Dopo il clamoroso dietrofront sul nucleare per paura del voto concomitante sul “legittimo impedimento” salva-premier, ora il governo esprime dubbi anche sul referendum che riguarda l’acqua. L’appuntamento è per il 12-13 giugno, ma il ministro dello Sviluppo Paolo Romani spiega che «anche su questo tema di grande rilevanza probabilmente sarebbe meglio fare un approfondimento legislativo». Immediata la reazione del comitato promotore della consultazione per l’acqua “bene comune”: hanno firmato un milione e mezzo di italiani per sottrarre l’acqua al mercato del profitto. Giù le mani dal referendum: l’acqua deve tornare una risorsa universale, pubblica, protetta da una tutela condivisa. E si deve concedere agli italiani il diritto di voto.
Il comitato sottolinea la straordinaria mobilitazione popolare, che non può essere mortificata da manovre di palazzo: «Mentre tentano lo scippo del referendum sul nucleare, il governo e i poteri forti di questo Paese vogliono provare a fare lo stesso con i due referendum sull’acqua. A governo, Federutility e Confindustria – insistono i promotori della consultazione – diciamo chiaramente: “Non ci provate, giù le mani dai referendum!”». Dopo il nucleare, rincara la dose il verde Angelo Bonelli, il governo ci sta provando anche sull’acqua, a far tacere l’opinione pubblica: «E’ in atto un gravissimo esproprio di democrazia e dei diritti che la Costituzione assegna ai cittadini attraverso lo strumento del referendum».
«Il governo – attacca Bonelli – sta rubando agli italiani il diritto di esprimersi direttamente su due questioni, acqua pubblica e nucleare, vitali per il futuro del Paese. Mai nella storia della Repubblica – dice il leader dei Verdi – è accaduto che si approvassero strumentalmente e in modo truffaldino provvedimenti che hanno come unico scopo quello di far saltare i referendum». Acqua e nucleare, continua Bonelli, hanno un valore di oltre 100 miliardi di euro: soldi che «le grandi multinazionali dell’energia e dell’acqua intendono spartirsi, prelevandoli dalle tasche dei cittadini». Bonelli si appella a Napolitano «affinché sia garantito il diritto al voto chiesto da oltre 2 milioni di italiani, a partire dal nucleare», evitando così «l’esproprio del diritto al referendum».

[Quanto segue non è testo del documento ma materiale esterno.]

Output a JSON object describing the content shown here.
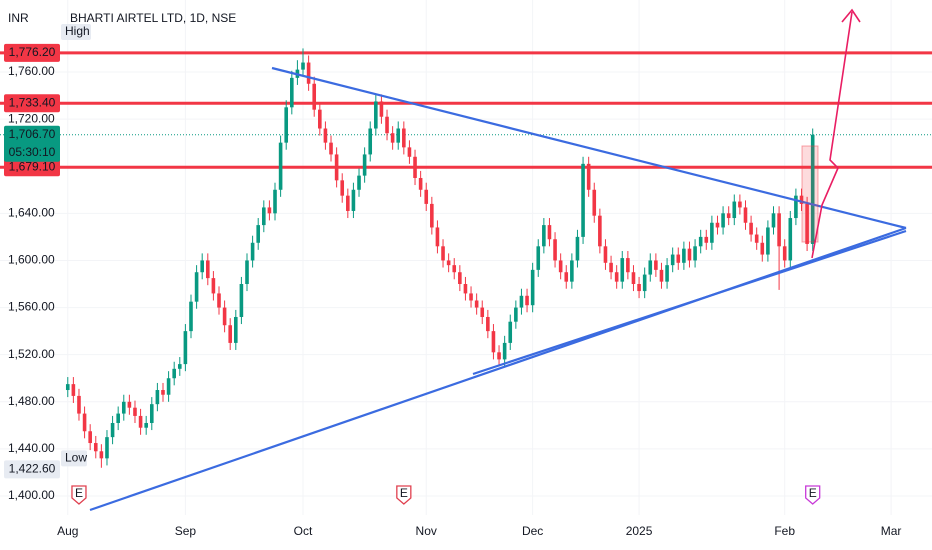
{
  "chart_data": {
    "type": "candlestick",
    "title": "BHARTI AIRTEL LTD, 1D, NSE",
    "currency": "INR",
    "up_color": "#089981",
    "down_color": "#f23645",
    "grid": true,
    "xlim": [
      -12.1,
      154.3
    ],
    "ylim": [
      1383.9,
      1821.1
    ],
    "xticks": [
      {
        "value": 0,
        "label": "Aug"
      },
      {
        "value": 21,
        "label": "Sep"
      },
      {
        "value": 42,
        "label": "Oct"
      },
      {
        "value": 64,
        "label": "Nov"
      },
      {
        "value": 83,
        "label": "Dec"
      },
      {
        "value": 102,
        "label": "2025"
      },
      {
        "value": 128,
        "label": "Feb"
      },
      {
        "value": 147,
        "label": "Mar"
      }
    ],
    "yticks": [
      {
        "value": 1400,
        "label": "1,400.00"
      },
      {
        "value": 1440,
        "label": "1,440.00"
      },
      {
        "value": 1480,
        "label": "1,480.00"
      },
      {
        "value": 1520,
        "label": "1,520.00"
      },
      {
        "value": 1560,
        "label": "1,560.00"
      },
      {
        "value": 1600,
        "label": "1,600.00"
      },
      {
        "value": 1640,
        "label": "1,640.00"
      },
      {
        "value": 1680,
        "label": "1,680.00"
      },
      {
        "value": 1720,
        "label": "1,720.00"
      },
      {
        "value": 1760,
        "label": "1,760.00"
      }
    ],
    "price_lines": [
      {
        "value": 1776.2,
        "label": "1,776.20",
        "color": "#f23645"
      },
      {
        "value": 1733.4,
        "label": "1,733.40",
        "color": "#f23645"
      },
      {
        "value": 1679.1,
        "label": "1,679.10",
        "color": "#f23645"
      }
    ],
    "last_price": {
      "value": 1706.7,
      "label": "1,706.70",
      "countdown": "05:30:10",
      "color": "#089981"
    },
    "high_marker": {
      "text": "High"
    },
    "low_marker": {
      "value": 1422.6,
      "label": "1,422.60",
      "text": "Low"
    },
    "events": [
      {
        "x": 2,
        "text": "E"
      },
      {
        "x": 60,
        "text": "E"
      },
      {
        "x": 133,
        "text": "E"
      }
    ],
    "open": [
      1490,
      1495,
      1485,
      1470,
      1455,
      1445,
      1438,
      1432,
      1450,
      1462,
      1470,
      1480,
      1475,
      1468,
      1458,
      1462,
      1478,
      1490,
      1486,
      1500,
      1508,
      1512,
      1540,
      1565,
      1590,
      1600,
      1585,
      1572,
      1560,
      1545,
      1530,
      1552,
      1580,
      1600,
      1615,
      1630,
      1645,
      1640,
      1660,
      1700,
      1730,
      1755,
      1762,
      1768,
      1750,
      1728,
      1712,
      1700,
      1690,
      1668,
      1655,
      1642,
      1660,
      1672,
      1690,
      1712,
      1735,
      1722,
      1708,
      1700,
      1712,
      1696,
      1688,
      1670,
      1660,
      1648,
      1628,
      1612,
      1600,
      1596,
      1590,
      1580,
      1572,
      1566,
      1560,
      1552,
      1540,
      1522,
      1516,
      1530,
      1548,
      1560,
      1570,
      1562,
      1592,
      1612,
      1630,
      1618,
      1600,
      1590,
      1582,
      1600,
      1620,
      1682,
      1660,
      1638,
      1612,
      1598,
      1590,
      1582,
      1602,
      1590,
      1580,
      1574,
      1588,
      1600,
      1592,
      1582,
      1596,
      1605,
      1598,
      1610,
      1600,
      1612,
      1620,
      1615,
      1632,
      1628,
      1640,
      1636,
      1650,
      1645,
      1632,
      1622,
      1615,
      1605,
      1628,
      1640,
      1612,
      1600,
      1636,
      1655,
      1648,
      1614
    ],
    "high": [
      1501,
      1501,
      1491,
      1476,
      1461,
      1451,
      1444,
      1456,
      1468,
      1476,
      1486,
      1486,
      1481,
      1474,
      1468,
      1484,
      1496,
      1496,
      1506,
      1514,
      1518,
      1546,
      1571,
      1596,
      1606,
      1606,
      1591,
      1578,
      1566,
      1551,
      1558,
      1586,
      1606,
      1621,
      1636,
      1651,
      1651,
      1666,
      1706,
      1736,
      1761,
      1770,
      1780,
      1774,
      1756,
      1734,
      1718,
      1706,
      1696,
      1674,
      1661,
      1666,
      1678,
      1696,
      1718,
      1741,
      1741,
      1728,
      1714,
      1718,
      1718,
      1702,
      1694,
      1676,
      1666,
      1654,
      1634,
      1618,
      1606,
      1602,
      1596,
      1586,
      1578,
      1572,
      1566,
      1558,
      1546,
      1528,
      1536,
      1554,
      1566,
      1576,
      1576,
      1598,
      1618,
      1636,
      1636,
      1624,
      1606,
      1596,
      1606,
      1626,
      1688,
      1688,
      1666,
      1644,
      1618,
      1604,
      1596,
      1608,
      1608,
      1596,
      1586,
      1594,
      1606,
      1606,
      1598,
      1602,
      1611,
      1611,
      1616,
      1616,
      1618,
      1626,
      1626,
      1638,
      1638,
      1646,
      1646,
      1656,
      1656,
      1651,
      1638,
      1628,
      1621,
      1634,
      1646,
      1646,
      1618,
      1642,
      1661,
      1661,
      1654,
      1712
    ],
    "low": [
      1484,
      1479,
      1464,
      1449,
      1439,
      1432,
      1424,
      1426,
      1444,
      1456,
      1464,
      1469,
      1462,
      1452,
      1452,
      1456,
      1472,
      1480,
      1480,
      1494,
      1502,
      1506,
      1534,
      1559,
      1584,
      1579,
      1566,
      1554,
      1539,
      1524,
      1524,
      1546,
      1574,
      1594,
      1609,
      1624,
      1634,
      1634,
      1654,
      1694,
      1724,
      1749,
      1756,
      1744,
      1722,
      1706,
      1694,
      1684,
      1662,
      1649,
      1636,
      1636,
      1654,
      1666,
      1684,
      1706,
      1716,
      1702,
      1694,
      1694,
      1690,
      1682,
      1664,
      1654,
      1642,
      1622,
      1606,
      1594,
      1590,
      1584,
      1574,
      1566,
      1560,
      1554,
      1546,
      1534,
      1516,
      1510,
      1510,
      1524,
      1542,
      1554,
      1556,
      1556,
      1586,
      1606,
      1612,
      1594,
      1584,
      1576,
      1576,
      1594,
      1614,
      1654,
      1632,
      1606,
      1592,
      1584,
      1576,
      1576,
      1584,
      1574,
      1568,
      1568,
      1582,
      1586,
      1576,
      1576,
      1590,
      1592,
      1592,
      1594,
      1594,
      1606,
      1609,
      1609,
      1622,
      1622,
      1630,
      1630,
      1639,
      1626,
      1616,
      1609,
      1599,
      1599,
      1622,
      1575,
      1594,
      1594,
      1630,
      1642,
      1608,
      1608
    ],
    "close": [
      1495,
      1485,
      1470,
      1455,
      1445,
      1438,
      1432,
      1450,
      1462,
      1470,
      1480,
      1475,
      1468,
      1458,
      1462,
      1478,
      1490,
      1486,
      1500,
      1508,
      1512,
      1540,
      1565,
      1590,
      1600,
      1585,
      1572,
      1560,
      1545,
      1530,
      1552,
      1580,
      1600,
      1615,
      1630,
      1645,
      1640,
      1660,
      1700,
      1730,
      1755,
      1762,
      1768,
      1750,
      1728,
      1712,
      1700,
      1690,
      1668,
      1655,
      1642,
      1660,
      1672,
      1690,
      1712,
      1735,
      1722,
      1708,
      1700,
      1712,
      1696,
      1688,
      1670,
      1660,
      1648,
      1628,
      1612,
      1600,
      1596,
      1590,
      1580,
      1572,
      1566,
      1560,
      1552,
      1540,
      1522,
      1516,
      1530,
      1548,
      1560,
      1570,
      1562,
      1592,
      1612,
      1630,
      1618,
      1600,
      1590,
      1582,
      1600,
      1620,
      1682,
      1660,
      1638,
      1612,
      1598,
      1590,
      1582,
      1602,
      1590,
      1580,
      1574,
      1588,
      1600,
      1592,
      1582,
      1596,
      1605,
      1598,
      1610,
      1600,
      1612,
      1620,
      1615,
      1632,
      1628,
      1640,
      1636,
      1650,
      1645,
      1632,
      1622,
      1615,
      1605,
      1628,
      1640,
      1612,
      1600,
      1636,
      1655,
      1648,
      1614,
      1706.7
    ]
  }
}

La sortita di Romani è servita a raccogliere le sollecitazioni venute da Roberto Bazzano, presidente di Federutility, la federazione che riunisce i gestori degli acquedotti: «Chiediamoci seriamente se non sia il caso di evitare un referendum che ha sempre più un taglio puramente ideologico». Parole che hanno suscitato le proteste del comitato referendario e dell’opposizione: «E’ un colpo di mano, si vuole togliere la voce ai cittadini: evidentemente c’è chi ritiene che le consultazioni popolari sui temi concreti facciano saltare le decisioni prese da pochi nell’interesse di pochi», accusa il presidente del Wwf, Stefano Leoni. «Prima hanno buttato dalla finestra 350 milioni di euro pur di evitare l’accorpamento con le amministrative», ricorda Luca Martinelli del comitato referendario, «e adesso provano a togliere di mezzo altri due quesiti, in modo da lasciare solo quello sul legittimo impedimento, su cui non sembra che il Parlamento intenda modificare il quadro legislativo».
Secondo i promotori del referendum sull’acqua, l’abrogazione di una parte della legge Ronchi non basterebbe però a bloccare entrambi i quesiti perché uno dei due fa riferimento a un quadro di privatizzazione che ha cominciato a delinearsi già con la legge Galli del 1994. Nonostante ciò, siamo di fronte all’ennesimo tentativo di «scardinare le basi della nostra democrazia», accusa Valerio Calzolaio di Sel, che confida comunque nella Corte di Cassazione che avrà l’ultima parola. «Va ricordato che abbiamo un sistema legislativo che offre una serie di paletti a protezione del voto popolare», aggiunge Calzolaio. «Una volta avviato il processo referendario, un’abrogazione delle norme – o attraverso le urne o grazie ad un intervento normativo preventivo – ha effetti giuridici abrogativi che durano cinque anni».